Forty-Five Years Later

State and federal law enforcement investigated at the time, but no charges were filed until 2007.

"This is a case that has been a long-standing wound in the national psyche," says Richard Cohen, president of the Southern Poverty Law Center in Montgomery, Ala. "[This is] a case where a young man, a civil rights activist, was killed by an Alabama state trooper under very suspicious circumstances."

Fowler's attorney George Beck declined to comment before the trial, but earlier he told NPR that this is a tough case precisely because it is so old.

"Two troopers who were eyewitnesses no longer exist. They're dead," Beck said. "We don't have Governor Wallace, who made the order. We don't have those people to talk about the atmosphere, to re-create what was going on and to actually be eyewitnesses, so we're hamstrung and prejudiced greatly by that."

One of the reasons this case has moved forward is because Perry County elected its first black district attorney, Michael Jackson. Jackson, who is not related to the victim, says people need to know what really happened, but he declined to comment before the trial.

John Carroll, dean of the law school at Samford University in Birmingham, Ala., says jurors will hear two vastly different versions of the story.

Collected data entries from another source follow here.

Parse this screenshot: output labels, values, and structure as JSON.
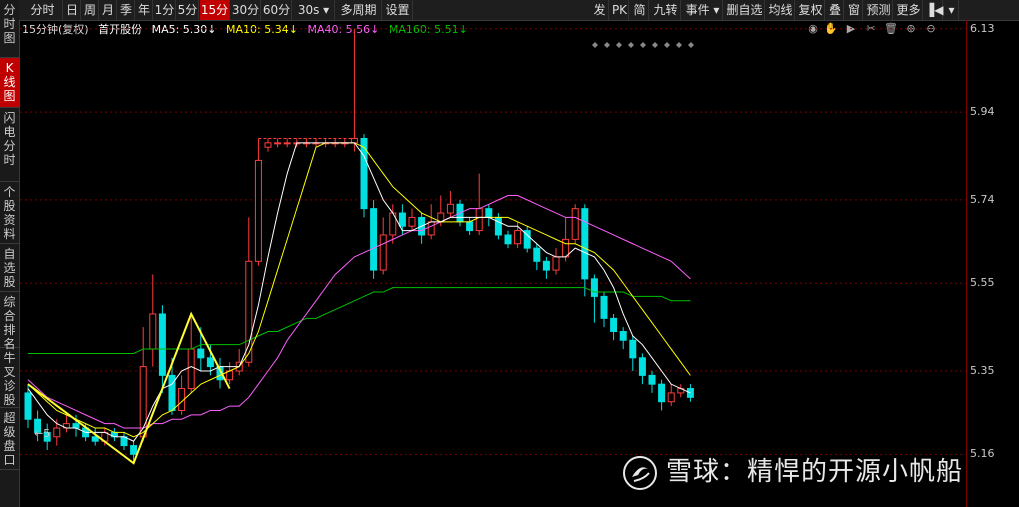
{
  "left_tabs": [
    "分时图",
    "K线图",
    "闪电分时",
    "个股资料",
    "自选股",
    "综合排名",
    "牛叉诊股",
    "超级盘口"
  ],
  "left_tab_active": 1,
  "toolbar": {
    "left": [
      "分时",
      "日",
      "周",
      "月",
      "季",
      "年",
      "1分",
      "5分",
      "15分",
      "30分",
      "60分",
      "30s ▾",
      "多周期",
      "设置"
    ],
    "active": "15分",
    "right": [
      "发",
      "PK",
      "简",
      "九转",
      "事件 ▾",
      "删自选",
      "均线",
      "复权",
      "叠",
      "窗",
      "预测",
      "更多",
      "▐◀",
      "▾"
    ]
  },
  "info": {
    "period": "15分钟(复权)",
    "stock": "首开股份",
    "ma5": "MA5: 5.30↓",
    "ma10": "MA10: 5.34↓",
    "ma40": "MA40: 5.56↓",
    "ma160": "MA160: 5.51↓"
  },
  "colors": {
    "up": "#ff3c3c",
    "down": "#00e0e0",
    "ma5": "#ffffff",
    "ma10": "#ffff00",
    "ma40": "#ff60ff",
    "ma160": "#00c000",
    "grid": "#7a0000",
    "zigzag": "#ffff33"
  },
  "right_icons": [
    "eye-icon",
    "hand-icon",
    "play-icon",
    "scissors-icon",
    "trash-icon",
    "plus-circle-icon",
    "minus-circle-icon"
  ],
  "yaxis_labels": [
    "6.13",
    "5.94",
    "5.74",
    "5.55",
    "5.35",
    "5.16"
  ],
  "marker_label": "←5",
  "watermark": "雪球：精悍的开源小帆船",
  "chart_data": {
    "type": "candlestick",
    "ylim": [
      5.04,
      6.15
    ],
    "candles": [
      [
        5.3,
        5.24,
        5.32,
        5.22
      ],
      [
        5.24,
        5.21,
        5.26,
        5.19
      ],
      [
        5.21,
        5.19,
        5.23,
        5.17
      ],
      [
        5.2,
        5.22,
        5.24,
        5.18
      ],
      [
        5.22,
        5.23,
        5.25,
        5.21
      ],
      [
        5.23,
        5.22,
        5.25,
        5.2
      ],
      [
        5.22,
        5.2,
        5.23,
        5.19
      ],
      [
        5.2,
        5.19,
        5.22,
        5.18
      ],
      [
        5.19,
        5.21,
        5.22,
        5.18
      ],
      [
        5.21,
        5.2,
        5.22,
        5.19
      ],
      [
        5.2,
        5.18,
        5.21,
        5.17
      ],
      [
        5.18,
        5.16,
        5.19,
        5.14
      ],
      [
        5.2,
        5.36,
        5.45,
        5.19
      ],
      [
        5.4,
        5.48,
        5.57,
        5.36
      ],
      [
        5.48,
        5.34,
        5.5,
        5.3
      ],
      [
        5.34,
        5.26,
        5.38,
        5.25
      ],
      [
        5.26,
        5.31,
        5.34,
        5.25
      ],
      [
        5.31,
        5.4,
        5.48,
        5.3
      ],
      [
        5.4,
        5.38,
        5.45,
        5.35
      ],
      [
        5.38,
        5.36,
        5.41,
        5.34
      ],
      [
        5.36,
        5.33,
        5.38,
        5.31
      ],
      [
        5.33,
        5.35,
        5.37,
        5.32
      ],
      [
        5.35,
        5.37,
        5.4,
        5.34
      ],
      [
        5.37,
        5.6,
        5.7,
        5.36
      ],
      [
        5.6,
        5.83,
        5.88,
        5.59
      ],
      [
        5.86,
        5.87,
        5.88,
        5.85
      ],
      [
        5.87,
        5.87,
        5.88,
        5.86
      ],
      [
        5.87,
        5.87,
        5.88,
        5.86
      ],
      [
        5.87,
        5.87,
        5.88,
        5.86
      ],
      [
        5.87,
        5.87,
        5.88,
        5.86
      ],
      [
        5.87,
        5.87,
        5.88,
        5.86
      ],
      [
        5.87,
        5.87,
        5.88,
        5.86
      ],
      [
        5.87,
        5.87,
        5.88,
        5.86
      ],
      [
        5.87,
        5.87,
        5.88,
        5.86
      ],
      [
        5.87,
        5.88,
        6.13,
        5.85
      ],
      [
        5.88,
        5.72,
        5.89,
        5.7
      ],
      [
        5.72,
        5.58,
        5.74,
        5.56
      ],
      [
        5.58,
        5.66,
        5.7,
        5.57
      ],
      [
        5.66,
        5.71,
        5.73,
        5.64
      ],
      [
        5.71,
        5.68,
        5.73,
        5.66
      ],
      [
        5.68,
        5.7,
        5.72,
        5.67
      ],
      [
        5.7,
        5.66,
        5.71,
        5.64
      ],
      [
        5.66,
        5.69,
        5.73,
        5.65
      ],
      [
        5.69,
        5.71,
        5.75,
        5.68
      ],
      [
        5.71,
        5.73,
        5.76,
        5.7
      ],
      [
        5.73,
        5.69,
        5.74,
        5.68
      ],
      [
        5.69,
        5.67,
        5.7,
        5.66
      ],
      [
        5.67,
        5.72,
        5.8,
        5.66
      ],
      [
        5.72,
        5.7,
        5.73,
        5.68
      ],
      [
        5.7,
        5.66,
        5.71,
        5.65
      ],
      [
        5.66,
        5.64,
        5.67,
        5.63
      ],
      [
        5.64,
        5.67,
        5.69,
        5.63
      ],
      [
        5.67,
        5.63,
        5.68,
        5.62
      ],
      [
        5.63,
        5.6,
        5.64,
        5.58
      ],
      [
        5.6,
        5.58,
        5.61,
        5.56
      ],
      [
        5.58,
        5.61,
        5.63,
        5.57
      ],
      [
        5.61,
        5.65,
        5.7,
        5.6
      ],
      [
        5.65,
        5.72,
        5.73,
        5.64
      ],
      [
        5.72,
        5.56,
        5.73,
        5.52
      ],
      [
        5.56,
        5.52,
        5.57,
        5.46
      ],
      [
        5.52,
        5.47,
        5.53,
        5.45
      ],
      [
        5.47,
        5.44,
        5.48,
        5.42
      ],
      [
        5.44,
        5.42,
        5.45,
        5.4
      ],
      [
        5.42,
        5.38,
        5.43,
        5.35
      ],
      [
        5.38,
        5.34,
        5.39,
        5.32
      ],
      [
        5.34,
        5.32,
        5.35,
        5.3
      ],
      [
        5.32,
        5.28,
        5.33,
        5.26
      ],
      [
        5.28,
        5.3,
        5.32,
        5.27
      ],
      [
        5.3,
        5.31,
        5.32,
        5.29
      ],
      [
        5.31,
        5.29,
        5.32,
        5.28
      ]
    ],
    "ma5": [
      5.31,
      5.28,
      5.25,
      5.23,
      5.22,
      5.22,
      5.21,
      5.21,
      5.21,
      5.2,
      5.2,
      5.19,
      5.22,
      5.27,
      5.31,
      5.32,
      5.35,
      5.36,
      5.35,
      5.35,
      5.36,
      5.36,
      5.36,
      5.41,
      5.5,
      5.61,
      5.71,
      5.8,
      5.87,
      5.87,
      5.87,
      5.87,
      5.87,
      5.87,
      5.87,
      5.84,
      5.79,
      5.74,
      5.71,
      5.67,
      5.67,
      5.68,
      5.69,
      5.69,
      5.7,
      5.7,
      5.7,
      5.7,
      5.7,
      5.69,
      5.68,
      5.68,
      5.66,
      5.64,
      5.62,
      5.61,
      5.61,
      5.63,
      5.62,
      5.61,
      5.58,
      5.54,
      5.48,
      5.43,
      5.41,
      5.38,
      5.35,
      5.32,
      5.31,
      5.3
    ],
    "ma10": [
      5.32,
      5.3,
      5.28,
      5.26,
      5.25,
      5.24,
      5.23,
      5.22,
      5.22,
      5.21,
      5.21,
      5.2,
      5.21,
      5.23,
      5.25,
      5.26,
      5.28,
      5.3,
      5.32,
      5.33,
      5.34,
      5.35,
      5.36,
      5.39,
      5.44,
      5.51,
      5.58,
      5.65,
      5.72,
      5.79,
      5.86,
      5.87,
      5.87,
      5.87,
      5.87,
      5.86,
      5.83,
      5.8,
      5.77,
      5.75,
      5.73,
      5.71,
      5.7,
      5.69,
      5.69,
      5.69,
      5.69,
      5.7,
      5.7,
      5.7,
      5.7,
      5.69,
      5.68,
      5.67,
      5.66,
      5.65,
      5.64,
      5.64,
      5.63,
      5.62,
      5.6,
      5.58,
      5.55,
      5.52,
      5.49,
      5.46,
      5.43,
      5.4,
      5.37,
      5.34
    ],
    "ma40": [
      5.33,
      5.31,
      5.29,
      5.28,
      5.27,
      5.26,
      5.25,
      5.24,
      5.23,
      5.23,
      5.22,
      5.22,
      5.22,
      5.23,
      5.23,
      5.24,
      5.24,
      5.25,
      5.25,
      5.26,
      5.26,
      5.27,
      5.27,
      5.29,
      5.32,
      5.35,
      5.38,
      5.42,
      5.45,
      5.48,
      5.51,
      5.54,
      5.57,
      5.59,
      5.61,
      5.62,
      5.63,
      5.64,
      5.65,
      5.66,
      5.67,
      5.67,
      5.68,
      5.69,
      5.7,
      5.71,
      5.72,
      5.72,
      5.73,
      5.74,
      5.75,
      5.75,
      5.74,
      5.73,
      5.72,
      5.71,
      5.7,
      5.7,
      5.69,
      5.68,
      5.67,
      5.66,
      5.65,
      5.64,
      5.63,
      5.62,
      5.61,
      5.6,
      5.58,
      5.56
    ],
    "ma160": [
      5.39,
      5.39,
      5.39,
      5.39,
      5.39,
      5.39,
      5.39,
      5.39,
      5.39,
      5.39,
      5.39,
      5.39,
      5.4,
      5.4,
      5.4,
      5.4,
      5.4,
      5.4,
      5.41,
      5.41,
      5.41,
      5.41,
      5.41,
      5.42,
      5.43,
      5.44,
      5.44,
      5.45,
      5.46,
      5.47,
      5.47,
      5.48,
      5.49,
      5.5,
      5.51,
      5.52,
      5.53,
      5.53,
      5.54,
      5.54,
      5.54,
      5.54,
      5.54,
      5.54,
      5.54,
      5.54,
      5.54,
      5.54,
      5.54,
      5.54,
      5.54,
      5.54,
      5.54,
      5.54,
      5.54,
      5.54,
      5.54,
      5.54,
      5.54,
      5.53,
      5.53,
      5.53,
      5.53,
      5.52,
      5.52,
      5.52,
      5.52,
      5.51,
      5.51,
      5.51
    ],
    "zigzag": [
      [
        0,
        5.32
      ],
      [
        11,
        5.14
      ],
      [
        17,
        5.48
      ],
      [
        21,
        5.31
      ]
    ]
  }
}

"If you're the defense, you're [going to] argue the town was agitated, everybody was afraid, it was necessary to preserve order, and that's what this trooper was doing," Carroll says. "And if you're the prosecutor, you're going to say these were peaceful marchers, they were gathering peacefully and that this was cold-blooded murder."

A Unique Cold Case

More than 20 civil-rights-era cases have come to trial since 1994, including the successful prosecution of James Ford Seale in Mississippi for the murder of two black teens, and the convictions of Thomas Blanton and Bobby Cherry for the bombing of the 16th Street Baptist Church in Birmingham.

Doug Jones, the former U.S. attorney in Alabama who prosecuted the church bombing cases, says Jackson's death stands out among other civil-rights-era cases.

More On The Legacy Of Jackson's Death

"This is not just a random Klansman who bombed the 16th Street Baptist Church," Jones says. "Here you got a state trooper, law enforcement officer, called out to keep order. That gives a dynamic to this case that's not present in the normal civil rights cold cases."

Jackson's death galvanized civil rights leaders. Just days later, activists marched from Selma to Montgomery, and the police brutality during that march, known as Bloody Sunday, ultimately led to the 1965 Voting Rights Act.